Multivariate analysis and variable screening
To find out whether a certain variable still shows significantly statistical difference when other variables exist at the same time, we had to put all these variables into a COX regression model for multivariate analysis. COX model, also known as proportional hazards model, is widely used in medical researches to analyze the influences of multiple risk factors(19). In this step, we discarded those variables which may show significantly statistical difference in univariate analysis but may not in multivariate COX analysis. This COX model could produce several coefficients which later was used to develop a nomogram model.
Test of clinical use
Conventionally, there are mainly several diagnostic test indicators such as sensitivity, specificity and AUC as demonstrated below and these indicators only measure the diagnostic accuracy of the prediction model, but fail to consider the clinical availability of it. DCA (Decision Curve Analysis) is such a novel tool which can be used to evaluate whether a prediction model has clinical usage by calculating the value of net benefit within certain range of threshold probabilities(20, 21).
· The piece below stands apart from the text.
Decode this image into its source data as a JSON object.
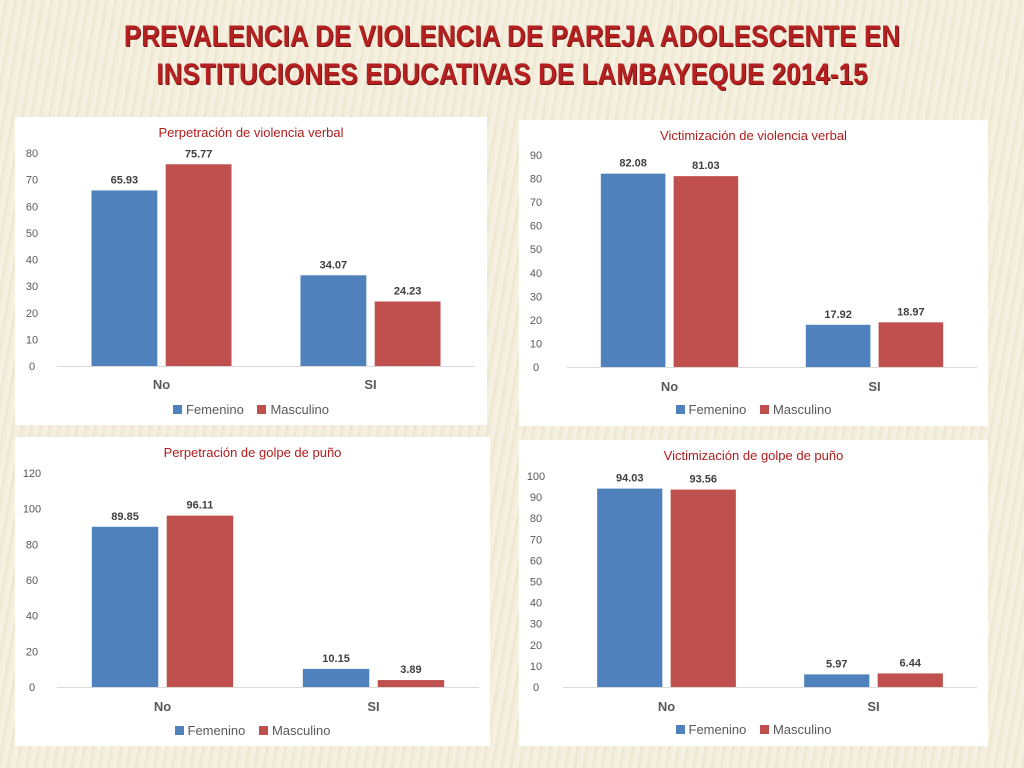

This net benefit is produced by comparing the difference between expected benefit and expected harm related to each proposed testing and treatment method(22). We used this tool to analyze the clinical availability of the final model.
Design and validation of predictive nomogram model
Based on cox model final results (coefficients of all variables), we then used an R package called RMS to plot a nomogram to estimate 1-year, 3-year and 5-year survival probability with a line segment(23). In order to test the accuracy of this model, we divided all patients into two groups randomly- The first dataset, training set, was used to build the nomogram model accounting for 80% (94,474 cases) and the second dataset, validation set, was used for external validation accounting for 20% (40,488 cases). The accuracy of this nomogram model can be evaluated by AUC, C-index (Harrell’s Concordance Index), and calibration plot(24, 25). We used this model to predict patients’ survival probability of 1-year, 3-year and 5-year time point and calculated the AUCs, C-indexes as well as calibration performances of each time point of each dataset.